May 21, 2020
Question: If my stepfather, who makes over $300,000 a year, goes through a foreclosure within the next year, will this affect our EFC? The EFC is over $30,000, so I won't get any financial aid, but my parents say they don't have the money to pay for my college now. I haven't been able to find any scholarships that I would be eligible for. I don't know if loans are my only option or not.
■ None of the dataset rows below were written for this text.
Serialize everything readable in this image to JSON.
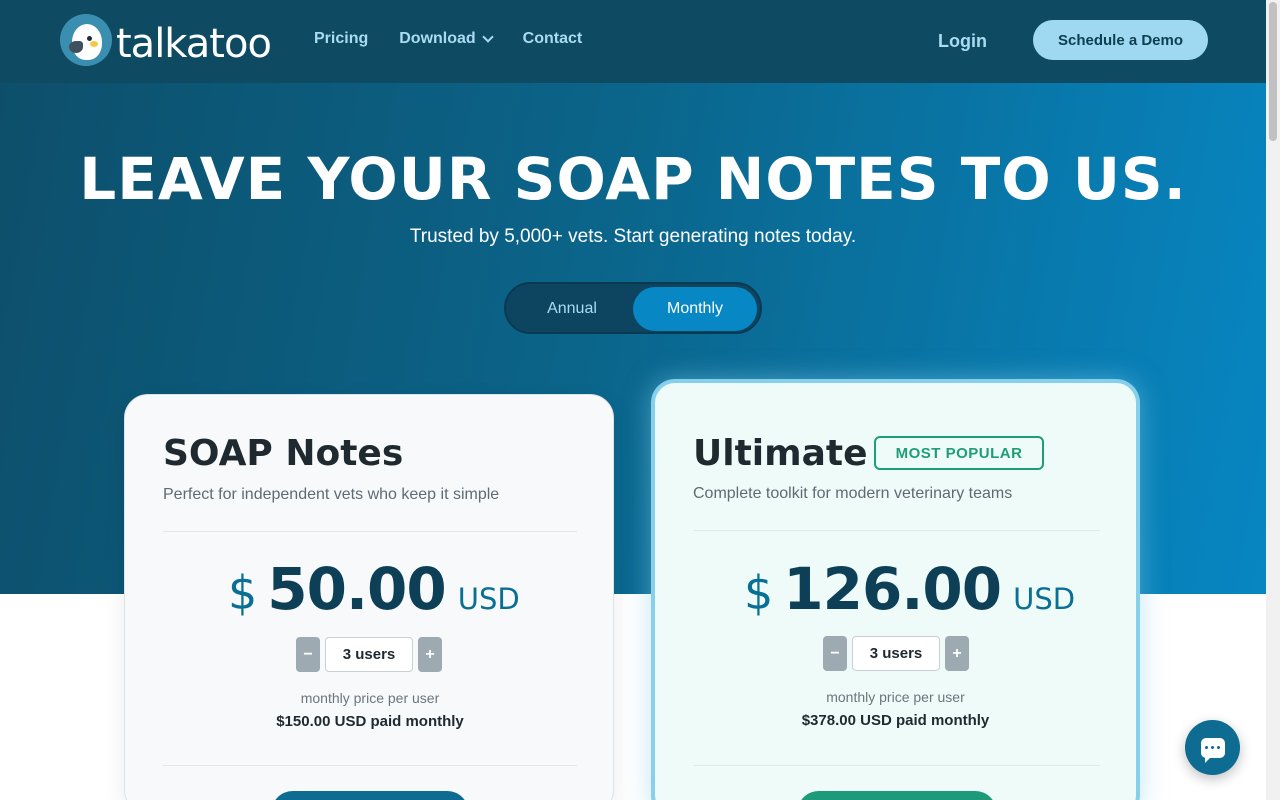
{
  "brand": {
    "name": "talkatoo"
  },
  "nav": {
    "links": [
      {
        "label": "Pricing"
      },
      {
        "label": "Download"
      },
      {
        "label": "Contact"
      }
    ],
    "login": "Login",
    "demo": "Schedule a Demo"
  },
  "hero": {
    "title": "LEAVE YOUR SOAP NOTES TO US.",
    "subtitle": "Trusted by 5,000+ vets. Start generating notes today."
  },
  "billing_toggle": {
    "options": [
      "Annual",
      "Monthly"
    ],
    "selected": "Monthly"
  },
  "plans": [
    {
      "name": "SOAP Notes",
      "description": "Perfect for independent vets who keep it simple",
      "currency_symbol": "$",
      "price": "50.00",
      "currency": "USD",
      "users": "3 users",
      "per_user_label": "monthly price per user",
      "total": "$150.00 USD paid monthly"
    },
    {
      "name": "Ultimate",
      "badge": "MOST POPULAR",
      "description": "Complete toolkit for modern veterinary teams",
      "currency_symbol": "$",
      "price": "126.00",
      "currency": "USD",
      "users": "3 users",
      "per_user_label": "monthly price per user",
      "total": "$378.00 USD paid monthly"
    }
  ],
  "stepper": {
    "minus": "−",
    "plus": "+"
  },
  "icons": {
    "chat": "chat-icon",
    "chevron": "chevron-down-icon",
    "logo": "cockatoo-logo-icon"
  },
  "colors": {
    "nav_bg": "#0e4b63",
    "accent_blue": "#0787c3",
    "badge_green": "#1e9e73",
    "price_dark": "#0d3f56"
  }
}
Do you have any advice for me?
Given your stepfather's high income, it is highly unlikely that a foreclosure-in-progress will affect your Expected Family Contribution, unless the foreclosure is on a property from which he derives a large chunk of his income (e.g., if he owns a big apartment complex which produces significant income for him, and it's that complex which is now in foreclosure).
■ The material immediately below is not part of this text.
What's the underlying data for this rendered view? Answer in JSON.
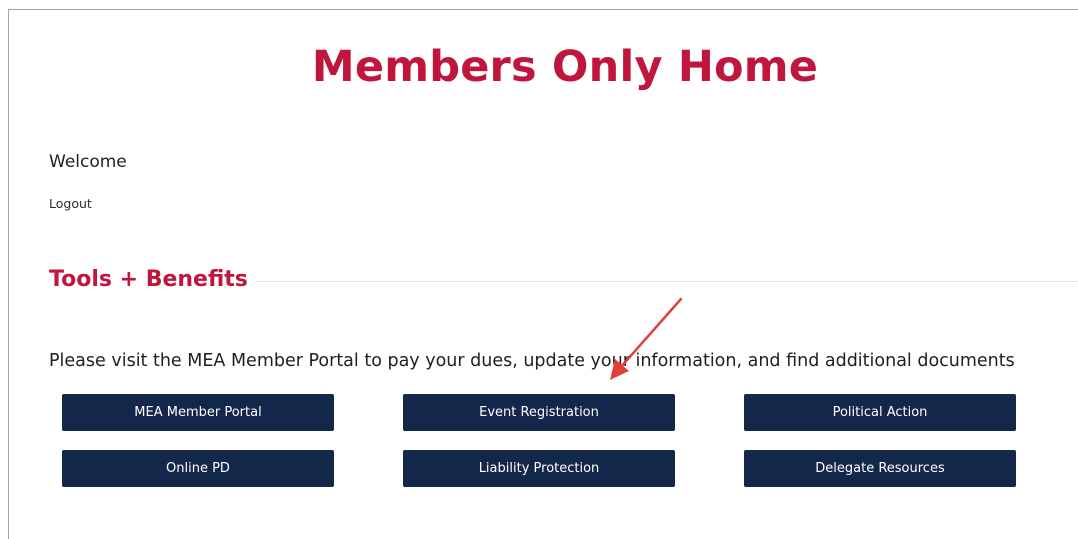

1) If your EFC is $30,000+, you would still qualify for some need-based financial aid at colleges that cost more than that ... which includes a lot of private colleges.
2) If your mother happens to have joint custody with your father (not stepfather), and if you can say that you live with him at least 51% of the time, then those colleges that use ONLY the FAFSA form (and not the CSS Profile form) will not look at your stepfather's income, only at your father's (which, if lower, will mean a lower EFC).
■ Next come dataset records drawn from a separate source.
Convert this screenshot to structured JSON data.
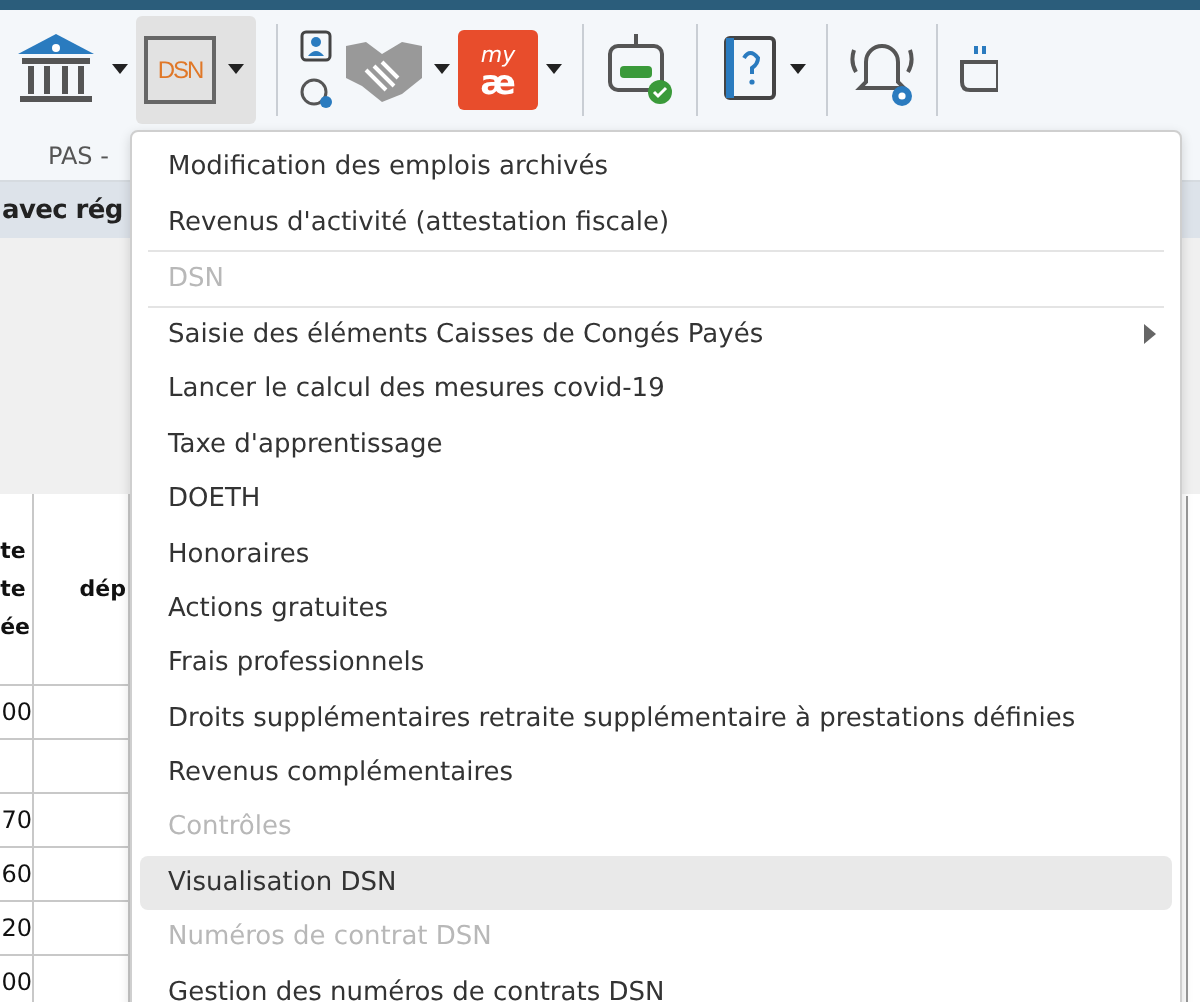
{
  "ribbon": {
    "dsn_logo": "DSN",
    "myae_logo_top": "my",
    "myae_logo_bottom": "æ",
    "group_label": "PAS -"
  },
  "section_title": "avec rég",
  "table": {
    "header": [
      "te\nte\née",
      "dép"
    ],
    "rows": [
      [
        "00",
        ""
      ],
      [
        "",
        ""
      ],
      [
        "70",
        ""
      ],
      [
        "60",
        ""
      ],
      [
        "20",
        ""
      ],
      [
        "00",
        ""
      ]
    ]
  },
  "menu": [
    {
      "kind": "item",
      "label": "Modification des emplois archivés",
      "disabled": false,
      "selected": false
    },
    {
      "kind": "item",
      "label": "Revenus d'activité (attestation fiscale)",
      "disabled": false,
      "selected": false
    },
    {
      "kind": "header",
      "label": "DSN"
    },
    {
      "kind": "submenu",
      "label": "Saisie des éléments Caisses de Congés Payés",
      "disabled": false,
      "selected": false
    },
    {
      "kind": "item",
      "label": "Lancer le calcul des mesures covid-19",
      "disabled": false,
      "selected": false
    },
    {
      "kind": "item",
      "label": "Taxe d'apprentissage",
      "disabled": false,
      "selected": false
    },
    {
      "kind": "item",
      "label": "DOETH",
      "disabled": false,
      "selected": false
    },
    {
      "kind": "item",
      "label": "Honoraires",
      "disabled": false,
      "selected": false
    },
    {
      "kind": "item",
      "label": "Actions gratuites",
      "disabled": false,
      "selected": false
    },
    {
      "kind": "item",
      "label": "Frais professionnels",
      "disabled": false,
      "selected": false
    },
    {
      "kind": "item",
      "label": "Droits supplémentaires retraite supplémentaire à prestations définies",
      "disabled": false,
      "selected": false
    },
    {
      "kind": "item",
      "label": "Revenus complémentaires",
      "disabled": false,
      "selected": false
    },
    {
      "kind": "item",
      "label": "Contrôles",
      "disabled": true,
      "selected": false
    },
    {
      "kind": "item",
      "label": "Visualisation DSN",
      "disabled": false,
      "selected": true
    },
    {
      "kind": "item",
      "label": "Numéros de contrat DSN",
      "disabled": true,
      "selected": false
    },
    {
      "kind": "item",
      "label": "Gestion des numéros de contrats DSN",
      "disabled": false,
      "selected": false
    }
  ]
}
Neither of these considerations may apply to you or will give you assistance you need, but I figured it couldn't hurt to mention them.
In addition, you should be:
--applying to colleges that offer merit aid and where your "profile" (grades, test scores, etc.) make you a very strong candidate. These may not be your "dream colleges" but they will allow you to get an affordable education. I am convinced that any student can get an excellent education almost anywhere, and it can often be wise to be at the top of your class, where you may have the best access to faculty attention, research opportunities, leadership opportunities, etc. See www.meritaid.com for ideas.
--applying for scholarships that you'll find on sites like www.fastweb.com If you haven't done so already, complete the Fast Web questionnaire which will direct you to scholarships for which you will be eligible. All will require an application process--some more complex than others--but you might even find some that are actually fun to go after.
You may have a bumpy road ahead of you, but you should be able to find some options out there, despite the obstacles at home.